Balance on trade, goods (current prices) from Cansim table 380-0027. In the baseline model, this variable is restricted to zero. This variable is only used to check the sensitivity of μ to nonzero trade balance (see Appendix B).

B: Calibration

Previous research (e.g., İşcan 2010) finds that low complementarity across consumption categories provides the empirically most plausible estimate for the United States. Based on these estimates, a grid search for values of ν∈[0.025−−0.975] is conducted. The value of ν that yields the lowest root mean squared error between the realized labor shares by sector and the labor shares from the numerical solution of the model is used.

These are calibrated to match the long-run (in 2010) shares of personal expenditures, and are calculated as explained in Appendix A (income and expenditure accounts).

Calibrated to match the share of employment in each sector in 1961.

This is calibrated to match the sample average of the following series

$$ 1 - \frac{P^{*}_{m}M^{*}}{P_{o}Y_{o}+P_{m}Y_{m}-NX}, $$

(B.1)

where \(P^{*}_{m}M^{*}\) is imports of goods (non-food), P _o Y _o is mining value added, P _m Y _m is non-food value added, and NX is net exports, which according to the model is zero.

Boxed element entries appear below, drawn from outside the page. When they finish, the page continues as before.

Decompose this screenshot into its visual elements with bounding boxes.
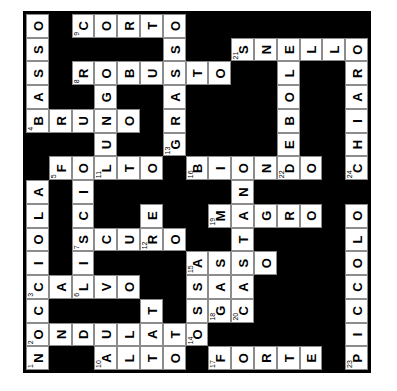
cell-14-3[interactable]: C (345, 275, 368, 299)
cell-letter: G (258, 205, 275, 227)
cell-letter: P (349, 347, 366, 369)
black-cell-10-1 (254, 323, 277, 347)
cell-14-8[interactable]: 24C (345, 156, 368, 180)
cell-letter: I (212, 157, 229, 179)
cell-letter: I (349, 324, 366, 346)
cell-2-12[interactable]: 8R (72, 61, 95, 85)
cell-letter: I (75, 252, 92, 274)
cell-letter: R (53, 110, 70, 132)
cell-letter: O (189, 324, 206, 346)
cell-2-14[interactable]: 9C (72, 14, 95, 38)
cell-5-5[interactable]: 12R (140, 228, 163, 252)
cell-7-4[interactable]: 15A (186, 251, 209, 275)
cell-0-7[interactable]: A (26, 180, 49, 204)
black-cell-13-12 (322, 61, 345, 85)
cell-letter: G (212, 300, 229, 322)
cell-letter: L (30, 205, 47, 227)
cell-9-5[interactable]: T (231, 228, 254, 252)
cell-letter: B (121, 62, 138, 84)
cell-letter: N (30, 347, 47, 369)
cell-letter: S (30, 62, 47, 84)
cell-letter: A (349, 86, 366, 108)
cell-7-3[interactable]: S (186, 275, 209, 299)
cell-letter: A (30, 181, 47, 203)
cell-letter: A (53, 276, 70, 298)
black-cell-13-14 (322, 14, 345, 38)
cell-0-5[interactable]: O (26, 228, 49, 252)
cell-7-8[interactable]: 16B (186, 156, 209, 180)
cell-letter: O (167, 229, 184, 251)
cell-letter: O (121, 110, 138, 132)
black-cell-10-10 (254, 109, 277, 133)
cell-0-4[interactable]: I (26, 251, 49, 275)
cell-letter: S (75, 229, 92, 251)
cell-letter: I (75, 181, 92, 203)
black-cell-13-0 (322, 346, 345, 370)
cell-11-12[interactable]: L (277, 61, 300, 85)
black-cell-7-6 (186, 204, 209, 228)
cell-14-6[interactable]: O (345, 204, 368, 228)
cell-4-8[interactable]: T (117, 156, 140, 180)
cell-letter: O (144, 157, 161, 179)
cell-11-13[interactable]: E (277, 38, 300, 62)
black-cell-13-3 (322, 275, 345, 299)
cell-letter: R (167, 110, 184, 132)
cell-letter: S (167, 62, 184, 84)
cell-11-11[interactable]: O (277, 85, 300, 109)
cell-letter: C (75, 15, 92, 37)
cell-0-11[interactable]: A (26, 85, 49, 109)
cell-letter: A (235, 276, 252, 298)
black-cell-12-4 (300, 251, 323, 275)
cell-letter: H (349, 134, 366, 156)
cell-letter: C (98, 229, 115, 251)
cell-6-13[interactable]: S (163, 38, 186, 62)
cell-letter: O (30, 15, 47, 37)
black-cell-9-11 (231, 85, 254, 109)
cell-6-5[interactable]: O (163, 228, 186, 252)
cell-7-2[interactable]: S (186, 299, 209, 323)
black-cell-9-1 (231, 323, 254, 347)
cell-11-10[interactable]: B (277, 109, 300, 133)
black-cell-12-1 (300, 323, 323, 347)
cell-11-0[interactable]: T (277, 346, 300, 370)
black-cell-4-11 (117, 85, 140, 109)
cell-letter: O (281, 86, 298, 108)
cell-6-14[interactable]: O (163, 14, 186, 38)
cell-letter: R (349, 62, 366, 84)
cell-3-10[interactable]: N (94, 109, 117, 133)
black-cell-3-2 (94, 299, 117, 323)
black-cell-3-6 (94, 204, 117, 228)
cell-14-4[interactable]: O (345, 251, 368, 275)
black-cell-13-6 (322, 204, 345, 228)
cell-letter: S (167, 39, 184, 61)
cell-14-12[interactable]: R (345, 61, 368, 85)
cell-6-12[interactable]: S (163, 61, 186, 85)
cell-14-2[interactable]: C (345, 299, 368, 323)
black-cell-10-2 (254, 299, 277, 323)
cell-letter: G (98, 86, 115, 108)
cell-2-3[interactable]: 6L (72, 275, 95, 299)
black-cell-13-11 (322, 85, 345, 109)
cell-letter: N (258, 39, 275, 61)
cell-letter: C (349, 157, 366, 179)
black-cell-11-3 (277, 275, 300, 299)
cell-5-6[interactable]: E (140, 204, 163, 228)
black-cell-14-14 (345, 14, 368, 38)
cell-letter: A (189, 252, 206, 274)
black-cell-5-3 (140, 275, 163, 299)
cell-letter: A (167, 86, 184, 108)
cell-letter: R (258, 347, 275, 369)
cell-9-6[interactable]: A (231, 204, 254, 228)
cell-letter: R (281, 205, 298, 227)
black-cell-1-5 (49, 228, 72, 252)
cell-14-9[interactable]: H (345, 133, 368, 157)
cell-12-8[interactable]: O (300, 156, 323, 180)
cell-10-0[interactable]: R (254, 346, 277, 370)
cell-7-1[interactable]: 14O (186, 323, 209, 347)
cell-3-0[interactable]: 10A (94, 346, 117, 370)
black-cell-7-13 (186, 38, 209, 62)
cell-letter: T (121, 157, 138, 179)
cell-9-2[interactable]: 20C (231, 299, 254, 323)
cell-6-1[interactable]: T (163, 323, 186, 347)
cell-letter: A (212, 276, 229, 298)
cell-12-6[interactable]: O (300, 204, 323, 228)
black-cell-7-9 (186, 133, 209, 157)
cell-letter: B (281, 110, 298, 132)
cell-letter: C (349, 300, 366, 322)
cell-3-3[interactable]: V (94, 275, 117, 299)
cell-letter: O (349, 39, 366, 61)
cell-letter: S (189, 300, 206, 322)
black-cell-6-6 (163, 204, 186, 228)
cell-letter: O (349, 205, 366, 227)
black-cell-1-2 (49, 299, 72, 323)
black-cell-13-10 (322, 109, 345, 133)
cell-letter: L (349, 229, 366, 251)
cell-letter: R (75, 62, 92, 84)
black-cell-5-4 (140, 251, 163, 275)
cell-letter: F (212, 347, 229, 369)
cell-4-5[interactable]: U (117, 228, 140, 252)
black-cell-12-3 (300, 275, 323, 299)
black-cell-8-5 (208, 228, 231, 252)
cell-letter: R (121, 15, 138, 37)
cell-0-3[interactable]: 3C (26, 275, 49, 299)
cell-2-6[interactable]: C (72, 204, 95, 228)
cell-letter: U (75, 110, 92, 132)
cell-letter: T (167, 324, 184, 346)
black-cell-8-14 (208, 14, 231, 38)
black-cell-10-11 (254, 85, 277, 109)
black-cell-0-8 (26, 156, 49, 180)
black-cell-12-11 (300, 85, 323, 109)
cell-letter: T (235, 229, 252, 251)
black-cell-11-4 (277, 251, 300, 275)
black-cell-1-14 (49, 14, 72, 38)
cell-14-13[interactable]: O (345, 38, 368, 62)
cell-letter: N (53, 324, 70, 346)
cell-9-7[interactable]: N (231, 180, 254, 204)
black-cell-1-6 (49, 204, 72, 228)
black-cell-11-14 (277, 14, 300, 38)
cell-letter: N (258, 157, 275, 179)
black-cell-12-7 (300, 180, 323, 204)
cell-0-6[interactable]: L (26, 204, 49, 228)
cell-3-5[interactable]: C (94, 228, 117, 252)
black-cell-13-7 (322, 180, 345, 204)
cell-letter: L (121, 324, 138, 346)
black-cell-1-13 (49, 38, 72, 62)
black-cell-10-12 (254, 61, 277, 85)
cell-letter: O (167, 347, 184, 369)
cell-letter: O (235, 347, 252, 369)
cell-1-3[interactable]: A (49, 275, 72, 299)
black-cell-0-9 (26, 133, 49, 157)
black-cell-6-7 (163, 180, 186, 204)
cell-6-0[interactable]: O (163, 346, 186, 370)
cell-letter: S (235, 39, 252, 61)
black-cell-10-14 (254, 14, 277, 38)
cell-letter: L (98, 157, 115, 179)
cell-letter: T (281, 347, 298, 369)
black-cell-7-10 (186, 109, 209, 133)
black-cell-13-9 (322, 133, 345, 157)
cell-8-3[interactable]: A (208, 275, 231, 299)
cell-10-13[interactable]: N (254, 38, 277, 62)
cell-1-1[interactable]: N (49, 323, 72, 347)
cell-letter: E (144, 205, 161, 227)
cell-9-4[interactable]: S (231, 251, 254, 275)
cell-8-2[interactable]: 18G (208, 299, 231, 323)
cell-7-12[interactable]: T (186, 61, 209, 85)
cell-4-14[interactable]: R (117, 14, 140, 38)
cell-letter: C (349, 276, 366, 298)
black-cell-2-0 (72, 346, 95, 370)
cell-letter: O (167, 15, 184, 37)
black-cell-12-10 (300, 109, 323, 133)
cell-letter: D (281, 157, 298, 179)
cell-letter: F (53, 157, 70, 179)
black-cell-2-11 (72, 85, 95, 109)
cell-2-7[interactable]: I (72, 180, 95, 204)
cell-5-1[interactable]: A (140, 323, 163, 347)
black-cell-7-7 (186, 180, 209, 204)
cell-8-4[interactable]: S (208, 251, 231, 275)
cell-14-5[interactable]: L (345, 228, 368, 252)
cell-5-12[interactable]: U (140, 61, 163, 85)
cell-letter: O (98, 15, 115, 37)
cell-5-8[interactable]: O (140, 156, 163, 180)
cell-letter: U (121, 229, 138, 251)
cell-6-11[interactable]: A (163, 85, 186, 109)
black-cell-5-10 (140, 109, 163, 133)
cell-9-0[interactable]: O (231, 346, 254, 370)
black-cell-7-5 (186, 228, 209, 252)
cell-4-3[interactable]: O (117, 275, 140, 299)
cell-4-1[interactable]: L (117, 323, 140, 347)
cell-11-6[interactable]: R (277, 204, 300, 228)
cell-14-0[interactable]: 23P (345, 346, 368, 370)
black-cell-3-7 (94, 180, 117, 204)
black-cell-11-1 (277, 323, 300, 347)
black-cell-12-14 (300, 14, 323, 38)
cell-letter: C (30, 276, 47, 298)
cell-0-12[interactable]: S (26, 61, 49, 85)
cell-0-1[interactable]: 2O (26, 323, 49, 347)
cell-letter: C (235, 300, 252, 322)
cell-14-10[interactable]: I (345, 109, 368, 133)
cell-letter: T (144, 347, 161, 369)
cell-letter: O (303, 157, 320, 179)
black-cell-2-13 (72, 38, 95, 62)
cell-14-11[interactable]: A (345, 85, 368, 109)
black-cell-9-9 (231, 133, 254, 157)
cell-2-10[interactable]: U (72, 109, 95, 133)
black-cell-2-9 (72, 133, 95, 157)
cell-11-9[interactable]: E (277, 133, 300, 157)
cell-letter: T (189, 62, 206, 84)
black-cell-11-5 (277, 228, 300, 252)
cell-3-1[interactable]: U (94, 323, 117, 347)
cell-10-4[interactable]: O (254, 251, 277, 275)
cell-2-4[interactable]: I (72, 251, 95, 275)
cell-letter: B (189, 157, 206, 179)
cell-letter: S (212, 252, 229, 274)
cell-4-0[interactable]: L (117, 346, 140, 370)
cell-8-6[interactable]: 19M (208, 204, 231, 228)
cell-4-12[interactable]: B (117, 61, 140, 85)
cell-letter: O (235, 157, 252, 179)
cell-letter: O (303, 205, 320, 227)
cell-13-13[interactable]: L (322, 38, 345, 62)
cell-letter: U (144, 62, 161, 84)
cell-10-8[interactable]: N (254, 156, 277, 180)
cell-5-14[interactable]: T (140, 14, 163, 38)
black-cell-9-14 (231, 14, 254, 38)
black-cell-4-2 (117, 299, 140, 323)
cell-10-6[interactable]: G (254, 204, 277, 228)
cell-0-0[interactable]: 1N (26, 346, 49, 370)
cell-letter: L (75, 276, 92, 298)
cell-8-0[interactable]: 17F (208, 346, 231, 370)
cell-3-8[interactable]: 11L (94, 156, 117, 180)
black-cell-11-2 (277, 299, 300, 323)
black-cell-8-10 (208, 109, 231, 133)
cell-12-13[interactable]: L (300, 38, 323, 62)
cell-letter: O (75, 157, 92, 179)
black-cell-13-5 (322, 228, 345, 252)
cell-letter: S (235, 252, 252, 274)
cell-0-2[interactable]: C (26, 299, 49, 323)
black-cell-14-7 (345, 180, 368, 204)
cell-letter: M (212, 205, 229, 227)
cell-4-10[interactable]: O (117, 109, 140, 133)
cell-5-0[interactable]: T (140, 346, 163, 370)
cell-2-8[interactable]: O (72, 156, 95, 180)
black-cell-4-7 (117, 180, 140, 204)
cell-3-11[interactable]: G (94, 85, 117, 109)
black-cell-8-11 (208, 85, 231, 109)
black-cell-8-9 (208, 133, 231, 157)
cell-5-2[interactable]: T (140, 299, 163, 323)
crossword-board: 1N2OC3CIOLA4BASSONA5FRD6LI7SCIOU8R9C10AU… (23, 11, 371, 373)
cell-letter: T (144, 15, 161, 37)
cell-letter: D (75, 324, 92, 346)
cell-letter: E (281, 39, 298, 61)
black-cell-1-9 (49, 133, 72, 157)
cell-letter: E (281, 134, 298, 156)
black-cell-6-4 (163, 251, 186, 275)
black-cell-13-2 (322, 299, 345, 323)
cell-6-10[interactable]: R (163, 109, 186, 133)
black-cell-1-0 (49, 346, 72, 370)
cell-9-13[interactable]: 21S (231, 38, 254, 62)
cell-letter: A (235, 205, 252, 227)
black-cell-4-4 (117, 251, 140, 275)
cell-1-10[interactable]: R (49, 109, 72, 133)
black-cell-12-12 (300, 61, 323, 85)
black-cell-10-7 (254, 180, 277, 204)
cell-9-8[interactable]: O (231, 156, 254, 180)
cell-0-10[interactable]: 4B (26, 109, 49, 133)
scanned-page: 1N2OC3CIOLA4BASSONA5FRD6LI7SCIOU8R9C10AU… (0, 0, 397, 391)
cell-8-12[interactable]: O (208, 61, 231, 85)
cell-letter: O (349, 252, 366, 274)
cell-2-1[interactable]: D (72, 323, 95, 347)
cell-letter: U (98, 324, 115, 346)
black-cell-12-2 (300, 299, 323, 323)
cell-letter: I (30, 252, 47, 274)
cell-6-9[interactable]: 13G (163, 133, 186, 157)
black-cell-3-13 (94, 38, 117, 62)
cell-2-5[interactable]: 7S (72, 228, 95, 252)
cell-0-13[interactable]: S (26, 38, 49, 62)
black-cell-1-7 (49, 180, 72, 204)
cell-3-12[interactable]: O (94, 61, 117, 85)
cell-14-1[interactable]: I (345, 323, 368, 347)
black-cell-10-9 (254, 133, 277, 157)
cell-3-9[interactable]: U (94, 133, 117, 157)
black-cell-1-4 (49, 251, 72, 275)
cell-letter: O (98, 62, 115, 84)
black-cell-5-13 (140, 38, 163, 62)
cell-12-0[interactable]: E (300, 346, 323, 370)
cell-letter: G (167, 134, 184, 156)
black-cell-11-7 (277, 180, 300, 204)
cell-letter: L (121, 347, 138, 369)
cell-letter: L (326, 39, 343, 61)
cell-letter: T (144, 300, 161, 322)
black-cell-7-0 (186, 346, 209, 370)
black-cell-1-11 (49, 85, 72, 109)
cell-letter: I (349, 110, 366, 132)
cell-letter: O (212, 62, 229, 84)
cell-letter: A (144, 324, 161, 346)
black-cell-12-9 (300, 133, 323, 157)
cell-8-8[interactable]: I (208, 156, 231, 180)
black-cell-10-5 (254, 228, 277, 252)
cell-0-14[interactable]: O (26, 14, 49, 38)
cell-3-14[interactable]: O (94, 14, 117, 38)
cell-9-3[interactable]: A (231, 275, 254, 299)
cell-letter: V (98, 276, 115, 298)
cell-11-8[interactable]: 22D (277, 156, 300, 180)
cell-1-8[interactable]: 5F (49, 156, 72, 180)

This calibration target follows from the balanced trade identity and the first-order condition to the utility maximization problem

$$\begin{array}{@{}rcl@{}} P_{o}Y_{o}+P_{m}Y_{m}-P_{m}M - P^{*}_{m}M^{*} = 0, \end{array} $$

(B.2)

$$\begin{array}{@{}rcl@{}} \frac{P_{m}M}{P^{*}_{m}M^{*}} = \frac{\mu}{1-\mu}. \end{array} $$

(B.3)

The values of μ for different configurations of data are as follows; see also Appendix A. For nonzero NX and \(P^{*}_{m}M^{*}\) including “balance of payments adjustments” μ ₁=0.474, and \(P^{*}_{m}M^{*}\) excluding “balance of payments adjustments μ ₂=0.495. For N X=0 and \(P^{*}_{m}M^{*}\) including “balance of payments adjustments” μ ₃=0.553, and \(P^{*}_{m}M^{*}\) excluding “balance of payments adjustments” μ ₄=0.569. The baseline parametrization uses μ ₄.